On Jul 3, 2012, at 5:31 AM, Thierry Carrez <thierry at openstack.org> wrote:

> Gabriel Hurley wrote:
>> On a more fundamental level, did I miss some tremendous reason why we have this "merge from common" pattern instead of making OpenStack Common a standard python dependency just like anything else? Especially with the work Monty has recently done on versioning and packaging the client libs from Jenkins, I can't see a reason to keep following this "update common and merge to everything else" pattern at all...
> 
> This discussion should probably wait for markmc to come back, since he
> set up most of this framework in the first place. He would certainly
> produce a more compelling rationale than I can :)
> 
> IIRC the idea was to have openstack-common APIs "in incubation" until
> some of them are stable enough that we can apply backward compatibility
> for them at the level expected from any other decent Python library.
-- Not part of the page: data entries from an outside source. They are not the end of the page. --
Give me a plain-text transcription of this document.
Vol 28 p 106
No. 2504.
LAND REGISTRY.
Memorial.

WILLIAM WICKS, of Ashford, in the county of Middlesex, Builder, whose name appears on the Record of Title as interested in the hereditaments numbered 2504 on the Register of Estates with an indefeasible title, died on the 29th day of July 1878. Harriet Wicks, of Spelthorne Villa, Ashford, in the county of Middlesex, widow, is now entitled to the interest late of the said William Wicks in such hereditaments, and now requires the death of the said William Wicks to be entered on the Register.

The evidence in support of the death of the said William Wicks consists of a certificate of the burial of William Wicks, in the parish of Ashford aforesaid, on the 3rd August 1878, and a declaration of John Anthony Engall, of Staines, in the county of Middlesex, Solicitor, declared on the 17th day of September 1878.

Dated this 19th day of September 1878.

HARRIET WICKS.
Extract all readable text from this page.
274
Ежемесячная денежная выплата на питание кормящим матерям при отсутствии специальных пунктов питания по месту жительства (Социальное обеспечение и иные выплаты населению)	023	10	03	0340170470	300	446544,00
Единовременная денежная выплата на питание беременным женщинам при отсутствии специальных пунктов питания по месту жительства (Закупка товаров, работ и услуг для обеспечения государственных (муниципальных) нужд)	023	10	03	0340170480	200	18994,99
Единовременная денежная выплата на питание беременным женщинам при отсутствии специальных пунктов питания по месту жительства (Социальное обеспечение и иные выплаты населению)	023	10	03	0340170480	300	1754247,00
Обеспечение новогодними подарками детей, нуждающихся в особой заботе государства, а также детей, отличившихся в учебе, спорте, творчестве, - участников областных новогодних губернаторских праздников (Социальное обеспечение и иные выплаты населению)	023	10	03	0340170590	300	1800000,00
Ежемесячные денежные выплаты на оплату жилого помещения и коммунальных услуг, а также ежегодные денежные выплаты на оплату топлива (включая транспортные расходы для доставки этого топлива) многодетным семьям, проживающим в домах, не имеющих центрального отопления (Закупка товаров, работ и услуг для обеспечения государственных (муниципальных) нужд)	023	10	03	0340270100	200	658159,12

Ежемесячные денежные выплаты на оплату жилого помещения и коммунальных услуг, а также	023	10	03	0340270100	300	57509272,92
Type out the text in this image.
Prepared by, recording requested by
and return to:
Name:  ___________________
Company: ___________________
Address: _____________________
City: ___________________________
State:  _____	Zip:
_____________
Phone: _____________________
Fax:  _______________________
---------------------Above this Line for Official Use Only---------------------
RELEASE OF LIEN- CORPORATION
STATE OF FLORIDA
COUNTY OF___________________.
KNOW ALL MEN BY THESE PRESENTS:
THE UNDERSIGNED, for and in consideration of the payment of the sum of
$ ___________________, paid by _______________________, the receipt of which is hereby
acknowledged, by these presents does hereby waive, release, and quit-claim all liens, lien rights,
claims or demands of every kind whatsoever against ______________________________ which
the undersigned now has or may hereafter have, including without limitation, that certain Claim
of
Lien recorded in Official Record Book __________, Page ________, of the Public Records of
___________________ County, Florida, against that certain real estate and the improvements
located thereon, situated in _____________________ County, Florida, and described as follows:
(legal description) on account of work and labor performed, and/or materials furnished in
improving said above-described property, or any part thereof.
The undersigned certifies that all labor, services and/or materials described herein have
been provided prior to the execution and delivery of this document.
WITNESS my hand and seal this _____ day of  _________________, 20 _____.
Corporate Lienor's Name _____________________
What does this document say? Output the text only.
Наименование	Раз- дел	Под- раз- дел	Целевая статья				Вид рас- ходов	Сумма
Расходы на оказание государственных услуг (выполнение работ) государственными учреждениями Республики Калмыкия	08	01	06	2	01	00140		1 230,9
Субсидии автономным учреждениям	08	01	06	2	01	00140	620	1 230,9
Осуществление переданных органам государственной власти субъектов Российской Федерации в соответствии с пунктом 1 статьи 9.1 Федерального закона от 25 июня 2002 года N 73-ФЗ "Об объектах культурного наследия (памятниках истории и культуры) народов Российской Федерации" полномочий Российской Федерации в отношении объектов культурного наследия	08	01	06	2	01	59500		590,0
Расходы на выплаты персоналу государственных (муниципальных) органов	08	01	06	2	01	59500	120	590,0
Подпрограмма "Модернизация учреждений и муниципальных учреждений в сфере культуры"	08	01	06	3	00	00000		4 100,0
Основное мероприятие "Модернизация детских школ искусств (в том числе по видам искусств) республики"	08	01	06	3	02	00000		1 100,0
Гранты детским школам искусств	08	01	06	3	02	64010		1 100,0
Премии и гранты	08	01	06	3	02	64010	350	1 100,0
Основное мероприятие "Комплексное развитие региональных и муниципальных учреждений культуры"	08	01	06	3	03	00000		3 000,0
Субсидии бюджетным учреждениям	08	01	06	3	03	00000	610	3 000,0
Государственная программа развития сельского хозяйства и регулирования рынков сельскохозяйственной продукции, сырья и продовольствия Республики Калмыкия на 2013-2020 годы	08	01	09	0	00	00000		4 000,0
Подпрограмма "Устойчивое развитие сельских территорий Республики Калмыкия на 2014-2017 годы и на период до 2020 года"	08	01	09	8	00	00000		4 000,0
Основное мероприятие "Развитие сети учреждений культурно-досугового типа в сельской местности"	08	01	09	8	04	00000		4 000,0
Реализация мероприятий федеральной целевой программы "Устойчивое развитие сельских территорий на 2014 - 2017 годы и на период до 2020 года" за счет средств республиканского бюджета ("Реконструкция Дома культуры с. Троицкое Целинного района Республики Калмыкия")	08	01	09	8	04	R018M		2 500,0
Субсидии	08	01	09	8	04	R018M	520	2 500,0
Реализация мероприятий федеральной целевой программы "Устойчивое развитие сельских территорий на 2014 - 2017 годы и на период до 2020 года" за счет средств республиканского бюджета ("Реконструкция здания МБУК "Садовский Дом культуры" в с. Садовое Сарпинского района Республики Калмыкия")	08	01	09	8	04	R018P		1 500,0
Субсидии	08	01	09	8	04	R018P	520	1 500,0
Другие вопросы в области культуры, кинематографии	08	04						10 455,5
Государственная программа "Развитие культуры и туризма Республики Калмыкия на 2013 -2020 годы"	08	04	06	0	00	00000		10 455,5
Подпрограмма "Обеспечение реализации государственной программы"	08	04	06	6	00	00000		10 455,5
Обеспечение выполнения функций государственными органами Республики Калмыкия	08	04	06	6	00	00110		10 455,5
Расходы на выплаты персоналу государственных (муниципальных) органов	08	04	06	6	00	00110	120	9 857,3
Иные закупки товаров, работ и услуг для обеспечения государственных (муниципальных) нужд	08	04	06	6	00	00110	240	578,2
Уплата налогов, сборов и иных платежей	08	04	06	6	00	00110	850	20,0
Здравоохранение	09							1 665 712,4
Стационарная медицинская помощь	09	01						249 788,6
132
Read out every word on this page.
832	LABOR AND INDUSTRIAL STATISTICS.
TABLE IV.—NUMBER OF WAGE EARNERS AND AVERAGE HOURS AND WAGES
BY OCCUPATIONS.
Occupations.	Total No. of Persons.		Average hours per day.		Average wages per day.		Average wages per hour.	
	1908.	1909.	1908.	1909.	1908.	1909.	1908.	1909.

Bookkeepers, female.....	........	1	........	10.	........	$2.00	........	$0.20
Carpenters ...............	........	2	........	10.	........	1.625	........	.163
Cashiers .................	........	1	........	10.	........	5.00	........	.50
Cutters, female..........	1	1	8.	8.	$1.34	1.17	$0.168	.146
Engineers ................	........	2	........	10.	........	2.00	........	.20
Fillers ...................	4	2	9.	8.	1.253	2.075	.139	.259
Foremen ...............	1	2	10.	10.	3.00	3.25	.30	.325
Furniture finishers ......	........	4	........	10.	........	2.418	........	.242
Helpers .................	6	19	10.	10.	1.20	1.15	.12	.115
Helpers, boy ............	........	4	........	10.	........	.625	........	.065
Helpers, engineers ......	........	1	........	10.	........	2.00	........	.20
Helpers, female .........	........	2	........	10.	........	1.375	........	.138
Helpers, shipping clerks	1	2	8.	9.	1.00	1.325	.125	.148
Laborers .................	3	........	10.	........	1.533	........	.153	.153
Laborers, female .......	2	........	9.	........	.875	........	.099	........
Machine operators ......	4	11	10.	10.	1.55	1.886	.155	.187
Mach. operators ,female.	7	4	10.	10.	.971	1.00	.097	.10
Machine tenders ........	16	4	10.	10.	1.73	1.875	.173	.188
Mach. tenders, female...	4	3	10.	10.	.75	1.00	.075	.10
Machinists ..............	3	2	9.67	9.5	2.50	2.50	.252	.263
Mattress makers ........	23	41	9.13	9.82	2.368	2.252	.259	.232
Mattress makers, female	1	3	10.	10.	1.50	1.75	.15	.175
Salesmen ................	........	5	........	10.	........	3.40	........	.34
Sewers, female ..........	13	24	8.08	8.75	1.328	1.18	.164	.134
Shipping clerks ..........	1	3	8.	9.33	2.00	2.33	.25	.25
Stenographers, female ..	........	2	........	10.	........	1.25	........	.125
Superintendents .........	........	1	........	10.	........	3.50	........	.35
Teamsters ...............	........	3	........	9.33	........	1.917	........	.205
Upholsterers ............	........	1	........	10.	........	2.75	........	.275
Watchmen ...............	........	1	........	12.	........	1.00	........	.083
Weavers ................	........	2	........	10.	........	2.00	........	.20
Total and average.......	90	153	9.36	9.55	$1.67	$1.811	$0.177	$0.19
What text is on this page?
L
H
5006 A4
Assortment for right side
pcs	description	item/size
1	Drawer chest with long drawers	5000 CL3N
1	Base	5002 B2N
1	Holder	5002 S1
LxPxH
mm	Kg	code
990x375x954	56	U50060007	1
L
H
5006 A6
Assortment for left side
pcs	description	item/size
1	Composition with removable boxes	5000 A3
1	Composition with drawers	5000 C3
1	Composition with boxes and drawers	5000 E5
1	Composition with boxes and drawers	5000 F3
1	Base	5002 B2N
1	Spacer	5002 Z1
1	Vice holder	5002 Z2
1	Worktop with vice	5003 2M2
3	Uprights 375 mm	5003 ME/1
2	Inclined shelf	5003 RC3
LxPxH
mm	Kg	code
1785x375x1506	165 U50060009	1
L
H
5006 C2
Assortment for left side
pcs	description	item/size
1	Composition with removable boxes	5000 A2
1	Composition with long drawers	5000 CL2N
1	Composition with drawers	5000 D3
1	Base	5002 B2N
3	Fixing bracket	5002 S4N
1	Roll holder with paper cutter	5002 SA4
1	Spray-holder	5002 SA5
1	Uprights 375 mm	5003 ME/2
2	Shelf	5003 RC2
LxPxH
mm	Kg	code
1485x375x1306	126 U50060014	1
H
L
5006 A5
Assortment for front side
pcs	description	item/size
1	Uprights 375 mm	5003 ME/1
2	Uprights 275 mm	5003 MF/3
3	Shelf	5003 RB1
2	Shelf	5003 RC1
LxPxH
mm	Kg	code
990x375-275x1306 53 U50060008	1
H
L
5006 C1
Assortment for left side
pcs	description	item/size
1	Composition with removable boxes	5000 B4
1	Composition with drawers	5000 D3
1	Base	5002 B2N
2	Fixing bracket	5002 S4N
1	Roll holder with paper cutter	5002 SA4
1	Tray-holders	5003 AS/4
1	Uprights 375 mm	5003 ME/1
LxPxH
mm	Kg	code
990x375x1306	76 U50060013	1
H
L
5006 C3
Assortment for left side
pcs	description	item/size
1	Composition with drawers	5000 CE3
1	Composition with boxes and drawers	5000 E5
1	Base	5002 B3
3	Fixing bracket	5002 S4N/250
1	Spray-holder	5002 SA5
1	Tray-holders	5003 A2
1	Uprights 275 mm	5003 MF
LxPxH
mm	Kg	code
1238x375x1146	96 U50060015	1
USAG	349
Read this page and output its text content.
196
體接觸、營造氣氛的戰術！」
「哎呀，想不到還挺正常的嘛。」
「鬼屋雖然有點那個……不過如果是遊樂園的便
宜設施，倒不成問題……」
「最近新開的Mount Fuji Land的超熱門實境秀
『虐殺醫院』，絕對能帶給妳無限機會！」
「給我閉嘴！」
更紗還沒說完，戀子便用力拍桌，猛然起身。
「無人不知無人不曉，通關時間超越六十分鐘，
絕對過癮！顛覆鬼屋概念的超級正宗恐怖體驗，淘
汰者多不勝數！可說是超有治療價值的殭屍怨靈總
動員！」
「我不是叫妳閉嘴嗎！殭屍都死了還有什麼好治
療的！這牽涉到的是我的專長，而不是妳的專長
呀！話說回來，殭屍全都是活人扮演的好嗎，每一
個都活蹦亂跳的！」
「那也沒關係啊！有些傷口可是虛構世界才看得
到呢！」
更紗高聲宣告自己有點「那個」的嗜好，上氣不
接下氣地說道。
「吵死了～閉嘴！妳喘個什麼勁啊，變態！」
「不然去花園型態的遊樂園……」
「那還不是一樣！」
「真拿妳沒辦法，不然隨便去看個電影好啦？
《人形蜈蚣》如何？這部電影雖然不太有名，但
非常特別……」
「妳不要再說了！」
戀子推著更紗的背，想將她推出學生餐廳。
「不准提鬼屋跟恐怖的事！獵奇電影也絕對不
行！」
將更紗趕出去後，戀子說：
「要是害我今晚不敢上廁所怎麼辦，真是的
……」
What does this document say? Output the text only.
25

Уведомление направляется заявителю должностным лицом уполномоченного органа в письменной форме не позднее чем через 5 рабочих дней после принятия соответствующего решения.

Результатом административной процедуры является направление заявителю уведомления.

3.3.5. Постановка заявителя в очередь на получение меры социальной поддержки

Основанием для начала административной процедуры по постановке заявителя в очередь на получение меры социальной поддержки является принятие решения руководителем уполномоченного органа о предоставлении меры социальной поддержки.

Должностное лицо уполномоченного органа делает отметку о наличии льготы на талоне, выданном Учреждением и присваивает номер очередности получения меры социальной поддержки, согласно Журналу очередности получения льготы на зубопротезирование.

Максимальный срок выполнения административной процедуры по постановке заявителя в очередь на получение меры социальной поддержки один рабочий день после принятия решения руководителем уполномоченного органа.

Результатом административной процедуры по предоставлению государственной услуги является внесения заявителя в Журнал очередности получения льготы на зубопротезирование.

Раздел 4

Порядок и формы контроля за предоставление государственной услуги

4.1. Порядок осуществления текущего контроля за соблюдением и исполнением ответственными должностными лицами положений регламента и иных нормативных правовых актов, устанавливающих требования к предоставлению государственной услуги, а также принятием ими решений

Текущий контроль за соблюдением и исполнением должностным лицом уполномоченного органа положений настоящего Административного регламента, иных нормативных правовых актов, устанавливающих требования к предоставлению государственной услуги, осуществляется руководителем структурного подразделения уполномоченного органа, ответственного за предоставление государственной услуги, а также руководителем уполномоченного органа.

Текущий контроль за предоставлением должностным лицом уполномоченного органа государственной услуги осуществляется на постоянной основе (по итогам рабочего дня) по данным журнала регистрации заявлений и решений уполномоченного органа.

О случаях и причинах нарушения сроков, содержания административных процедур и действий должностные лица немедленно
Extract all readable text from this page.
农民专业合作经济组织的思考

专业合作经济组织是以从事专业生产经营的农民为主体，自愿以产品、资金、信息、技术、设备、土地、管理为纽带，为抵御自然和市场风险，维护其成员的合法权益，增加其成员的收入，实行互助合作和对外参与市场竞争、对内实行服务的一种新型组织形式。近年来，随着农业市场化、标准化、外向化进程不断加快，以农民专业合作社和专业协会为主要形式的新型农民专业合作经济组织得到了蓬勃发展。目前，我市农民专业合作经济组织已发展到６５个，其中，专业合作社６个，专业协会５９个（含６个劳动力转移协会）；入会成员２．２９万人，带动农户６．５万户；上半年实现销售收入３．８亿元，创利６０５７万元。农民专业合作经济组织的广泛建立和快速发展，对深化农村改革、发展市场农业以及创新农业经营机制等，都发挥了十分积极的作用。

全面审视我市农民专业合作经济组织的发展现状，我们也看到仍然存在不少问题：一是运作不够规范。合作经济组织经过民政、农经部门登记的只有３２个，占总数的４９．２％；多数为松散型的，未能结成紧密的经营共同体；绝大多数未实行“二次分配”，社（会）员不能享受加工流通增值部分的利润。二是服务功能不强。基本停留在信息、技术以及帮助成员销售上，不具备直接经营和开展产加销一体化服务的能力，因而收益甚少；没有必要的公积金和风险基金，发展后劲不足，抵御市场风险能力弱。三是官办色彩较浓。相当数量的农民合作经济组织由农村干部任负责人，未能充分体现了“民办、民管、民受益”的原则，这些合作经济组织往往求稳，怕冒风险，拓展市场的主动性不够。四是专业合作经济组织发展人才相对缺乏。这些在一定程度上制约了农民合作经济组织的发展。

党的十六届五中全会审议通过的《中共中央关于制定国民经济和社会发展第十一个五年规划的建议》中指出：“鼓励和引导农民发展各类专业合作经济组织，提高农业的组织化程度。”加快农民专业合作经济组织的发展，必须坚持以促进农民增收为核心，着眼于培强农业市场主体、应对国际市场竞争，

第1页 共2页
> When we reach this point, those stable modules would be "out of
> incubation" and released in a real openstack-common library. Unstable
> APIs would stay "in incubation" and still use the merge model.
> 
> My understanding is that we are not yet at this point, especially as we
> tweak/enrich openstack-common modules to make them acceptable by all the
> projects...
> 

Ideally when we reach that point the libraries will be released as individual components instead of a monolithic shared library, too.